Length: 19 characters. Still readable.

Base64 encoding (treats the 13 bytes and converts to text):

SGVsbG8sIHdvcmxkIQ==

Length: 20 characters. Not readable.

URL-safe Base64 (Base64 without characters that need escaping):

SGVsbG8sIHdvcmxkIQ

Length: 18 characters. Used in JWTs and compact IDs.

When to use URL encoding

Reach for URL encoding when you’re embedding user input in a URL path or query string — anything a human types into a search box needs URL encoding before it becomes part of a URL. HTML forms submit data in URL-encoded form by default, so that’s handled for you. Same goes for building REST API URLs that include dynamic parameters like usernames, IDs with special characters, or file paths.

Don’t use URL encoding for binary data. It doesn’t handle arbitrary bytes well, and anything beyond ASCII becomes awkward and wastes space on % escapes. For files and images, Base64 first.

When to use Base64

Reach for Base64 when you’re transmitting binary data through a text-only channel (JSON, email, XML), when you’re embedding small files in HTML or CSS via data URIs, or when you’re working with tokens and certificates that come as bytes but need to be stored as text.

Don’t reach for Base64 when the data is already text and you just need to escape special characters for a URL — that’s URL encoding’s job. And if size matters and you have a binary-safe channel, just send the bytes directly instead of inflating them by 33%.

Common mix-up scenarios

”I Base64-encoded a string to put it in a URL, and it’s still broken”

Base64 output contains +, /, and = — all of which have special meaning in URLs. You either need to URL-encode the Base64 string, or use the URL-safe Base64 variant (which uses - and _ instead).
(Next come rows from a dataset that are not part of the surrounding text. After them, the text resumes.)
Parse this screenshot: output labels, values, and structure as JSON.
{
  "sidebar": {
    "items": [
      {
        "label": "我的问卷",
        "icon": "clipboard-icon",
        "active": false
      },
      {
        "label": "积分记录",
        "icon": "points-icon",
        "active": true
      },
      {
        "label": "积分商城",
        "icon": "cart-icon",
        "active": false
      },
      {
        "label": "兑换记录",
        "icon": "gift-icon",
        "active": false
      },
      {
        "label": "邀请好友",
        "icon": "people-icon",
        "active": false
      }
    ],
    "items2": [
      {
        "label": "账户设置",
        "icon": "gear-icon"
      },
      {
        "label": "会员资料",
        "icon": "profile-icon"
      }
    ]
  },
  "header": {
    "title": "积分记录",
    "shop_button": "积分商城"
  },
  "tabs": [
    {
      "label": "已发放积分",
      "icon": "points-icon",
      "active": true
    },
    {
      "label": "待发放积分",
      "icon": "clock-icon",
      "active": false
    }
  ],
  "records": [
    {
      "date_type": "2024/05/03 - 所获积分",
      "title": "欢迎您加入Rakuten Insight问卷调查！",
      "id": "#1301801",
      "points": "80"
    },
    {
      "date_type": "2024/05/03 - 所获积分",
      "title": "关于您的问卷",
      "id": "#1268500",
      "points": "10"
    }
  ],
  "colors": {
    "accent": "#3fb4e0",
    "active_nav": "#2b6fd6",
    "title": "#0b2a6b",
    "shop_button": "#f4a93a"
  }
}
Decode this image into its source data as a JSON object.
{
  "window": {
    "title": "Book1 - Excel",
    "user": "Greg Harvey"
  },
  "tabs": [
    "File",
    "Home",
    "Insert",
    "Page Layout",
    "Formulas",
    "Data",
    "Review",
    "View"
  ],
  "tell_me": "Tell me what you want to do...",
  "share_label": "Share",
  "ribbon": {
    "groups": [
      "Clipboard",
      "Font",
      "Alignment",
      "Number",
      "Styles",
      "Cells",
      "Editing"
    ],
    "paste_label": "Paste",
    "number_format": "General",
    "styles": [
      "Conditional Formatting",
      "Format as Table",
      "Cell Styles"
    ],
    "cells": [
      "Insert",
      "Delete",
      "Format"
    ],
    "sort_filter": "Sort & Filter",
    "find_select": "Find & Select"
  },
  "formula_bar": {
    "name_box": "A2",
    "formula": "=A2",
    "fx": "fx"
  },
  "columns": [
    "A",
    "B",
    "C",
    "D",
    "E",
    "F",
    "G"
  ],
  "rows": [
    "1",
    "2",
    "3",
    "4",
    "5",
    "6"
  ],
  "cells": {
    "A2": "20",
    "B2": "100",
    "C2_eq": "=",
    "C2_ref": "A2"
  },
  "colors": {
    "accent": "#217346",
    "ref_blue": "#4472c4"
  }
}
”I URL-encoded a file but it’s corrupted”

URL encoding treats input as text, which means non-ASCII bytes are handled inconsistently depending on the encoding assumed. For binary files, you need Base64 first, then URL-encode the result if necessary.
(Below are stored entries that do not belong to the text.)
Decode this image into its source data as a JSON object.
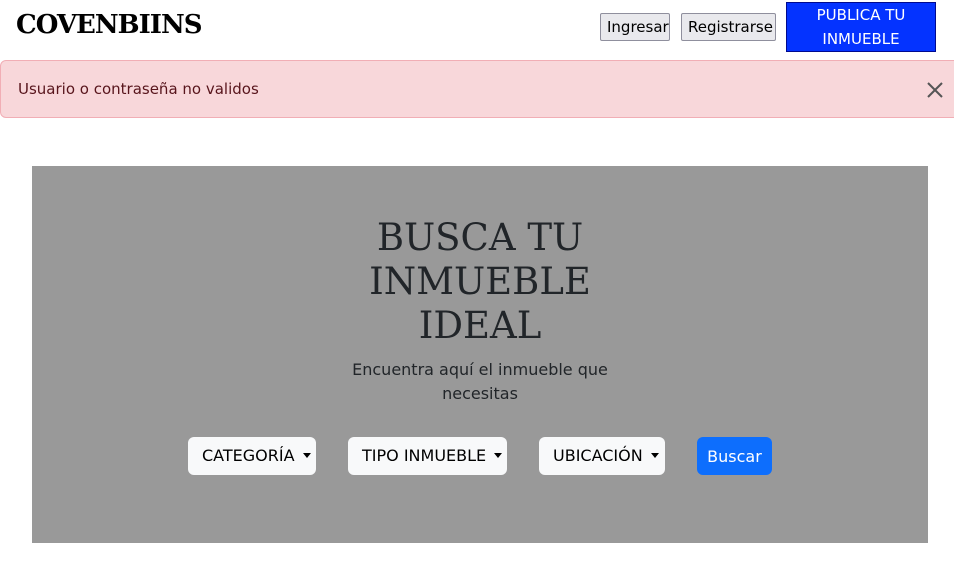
{
  "navbar": {
    "brand": "COVENBIINS",
    "login_label": "Ingresar",
    "register_label": "Registrarse",
    "publish_label": "PUBLICA TU INMUEBLE"
  },
  "alert": {
    "message": "Usuario o contraseña no validos",
    "close_icon": "close-icon"
  },
  "hero": {
    "title_lines": [
      "BUSCA TU",
      "INMUEBLE",
      "IDEAL"
    ],
    "subtitle": "Encuentra aquí el inmueble que necesitas",
    "filters": {
      "category_label": "CATEGORÍA",
      "type_label": "TIPO INMUEBLE",
      "location_label": "UBICACIÓN"
    },
    "search_label": "Buscar"
  },
  "colors": {
    "publish_bg": "#0433ff",
    "alert_bg": "#f8d7da",
    "alert_text": "#58151c",
    "hero_bg": "#999999",
    "search_bg": "#0d6efd"
  }
}
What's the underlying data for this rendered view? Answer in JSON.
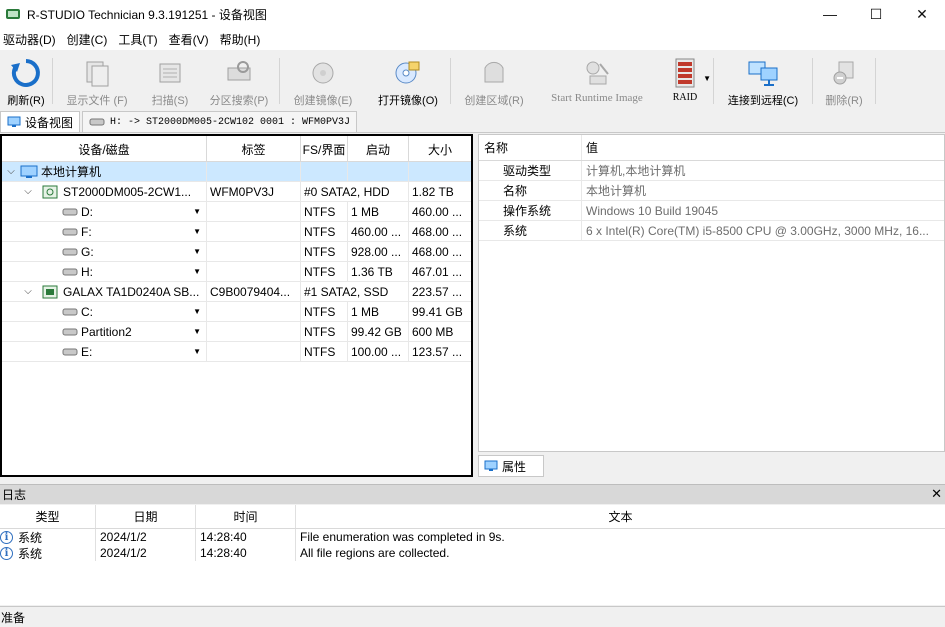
{
  "window": {
    "title": "R-STUDIO Technician 9.3.191251 - 设备视图",
    "minimize": "—",
    "maximize": "☐",
    "close": "✕"
  },
  "menu": [
    "驱动器(D)",
    "创建(C)",
    "工具(T)",
    "查看(V)",
    "帮助(H)"
  ],
  "toolbar": {
    "refresh": "刷新(R)",
    "show_files": "显示文件 (F)",
    "scan": "扫描(S)",
    "partition_search": "分区搜索(P)",
    "create_image": "创建镜像(E)",
    "open_image": "打开镜像(O)",
    "create_region": "创建区域(R)",
    "start_runtime": "Start Runtime Image",
    "raid": "RAID",
    "connect_remote": "连接到远程(C)",
    "delete": "删除(R)"
  },
  "tabs": {
    "device_view": "设备视图",
    "drive_tab": "H: -> ST2000DM005-2CW102 0001 : WFM0PV3J"
  },
  "device_grid": {
    "headers": [
      "设备/磁盘",
      "标签",
      "FS/界面",
      "启动",
      "大小"
    ],
    "rows": [
      {
        "name": "本地计算机",
        "label": "",
        "fs": "",
        "start": "",
        "size": ""
      },
      {
        "name": "ST2000DM005-2CW1...",
        "label": "WFM0PV3J",
        "fs": "#0 SATA2, HDD",
        "start": "",
        "size": "1.82 TB"
      },
      {
        "name": "D:",
        "label": "",
        "fs": "NTFS",
        "start": "1 MB",
        "size": "460.00 ..."
      },
      {
        "name": "F:",
        "label": "",
        "fs": "NTFS",
        "start": "460.00 ...",
        "size": "468.00 ..."
      },
      {
        "name": "G:",
        "label": "",
        "fs": "NTFS",
        "start": "928.00 ...",
        "size": "468.00 ..."
      },
      {
        "name": "H:",
        "label": "",
        "fs": "NTFS",
        "start": "1.36 TB",
        "size": "467.01 ..."
      },
      {
        "name": "GALAX TA1D0240A SB...",
        "label": "C9B0079404...",
        "fs": "#1 SATA2, SSD",
        "start": "",
        "size": "223.57 ..."
      },
      {
        "name": "C:",
        "label": "",
        "fs": "NTFS",
        "start": "1 MB",
        "size": "99.41 GB"
      },
      {
        "name": "Partition2",
        "label": "",
        "fs": "NTFS",
        "start": "99.42 GB",
        "size": "600 MB"
      },
      {
        "name": "E:",
        "label": "",
        "fs": "NTFS",
        "start": "100.00 ...",
        "size": "123.57 ..."
      }
    ]
  },
  "properties": {
    "headers": [
      "名称",
      "值"
    ],
    "rows": [
      {
        "name": "驱动类型",
        "value": "计算机,本地计算机"
      },
      {
        "name": "名称",
        "value": "本地计算机"
      },
      {
        "name": "操作系统",
        "value": "Windows 10 Build 19045"
      },
      {
        "name": "系统",
        "value": "6 x Intel(R) Core(TM) i5-8500 CPU @ 3.00GHz, 3000 MHz, 16..."
      }
    ],
    "tab": "属性"
  },
  "log": {
    "title": "日志",
    "close": "✕",
    "headers": [
      "类型",
      "日期",
      "时间",
      "文本"
    ],
    "rows": [
      {
        "type": "系统",
        "date": "2024/1/2",
        "time": "14:28:40",
        "text": "File enumeration was completed in 9s."
      },
      {
        "type": "系统",
        "date": "2024/1/2",
        "time": "14:28:40",
        "text": "All file regions are collected."
      }
    ]
  },
  "status": "准备",
  "colors": {
    "selection": "#cce8ff",
    "accent_blue": "#1a6fc9",
    "panel_border": "#000000"
  }
}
”The API says to Base64-encode the password for Basic Auth”

HTTP Basic Authentication takes username:password, Base64-encodes that whole string, and puts it in the Authorization header. This is not because Base64 is secure — it isn’t. It’s because the header needs to survive transmission through systems that might mangle raw text with colons and special characters. The security comes from HTTPS, not from Base64.

A practical workflow

The Base64 tool handles encoding and decoding cleanly: paste text in to get Base64 out, paste Base64 in to get text out, or upload a file to get Base64 out. For URL encoding specifically, every language has a one-liner:

  • JavaScript: encodeURIComponent(str) / decodeURIComponent(str)
  • Python: urllib.parse.quote(str) / urllib.parse.unquote(str)
  • PHP: urlencode($str) / urldecode($str)
  • Ruby: CGI.escape(str) / CGI.unescape(str)
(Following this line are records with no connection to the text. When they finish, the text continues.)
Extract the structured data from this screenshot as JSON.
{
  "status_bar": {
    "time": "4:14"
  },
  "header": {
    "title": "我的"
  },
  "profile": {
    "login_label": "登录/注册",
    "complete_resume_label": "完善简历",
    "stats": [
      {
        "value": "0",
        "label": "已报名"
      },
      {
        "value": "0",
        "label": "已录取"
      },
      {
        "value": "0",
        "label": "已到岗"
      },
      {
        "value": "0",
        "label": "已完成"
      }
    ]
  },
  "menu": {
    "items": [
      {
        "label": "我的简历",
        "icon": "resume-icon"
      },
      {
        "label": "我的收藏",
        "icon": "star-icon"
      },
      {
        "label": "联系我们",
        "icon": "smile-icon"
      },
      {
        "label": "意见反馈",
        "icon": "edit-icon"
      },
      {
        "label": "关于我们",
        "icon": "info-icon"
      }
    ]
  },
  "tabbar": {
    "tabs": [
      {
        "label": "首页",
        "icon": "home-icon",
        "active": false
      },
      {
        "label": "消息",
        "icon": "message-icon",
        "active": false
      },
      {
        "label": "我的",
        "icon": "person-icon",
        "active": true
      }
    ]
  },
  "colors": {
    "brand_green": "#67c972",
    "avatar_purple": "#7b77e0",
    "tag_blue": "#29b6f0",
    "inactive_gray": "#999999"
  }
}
For combined scenarios — binary data in a URL — the standard pattern is: Base64 first, then URL-encode if needed (or use URL-safe Base64 directly).


The rule of thumb that actually sticks: URL encoding is for text-to-URL, Base64 is for bytes-to-text. Use URL encoding for URL construction. Use Base64 for binary-in-text. Use both together when you need binary data inside a URL. Once that clicks, the confusion tends to go away.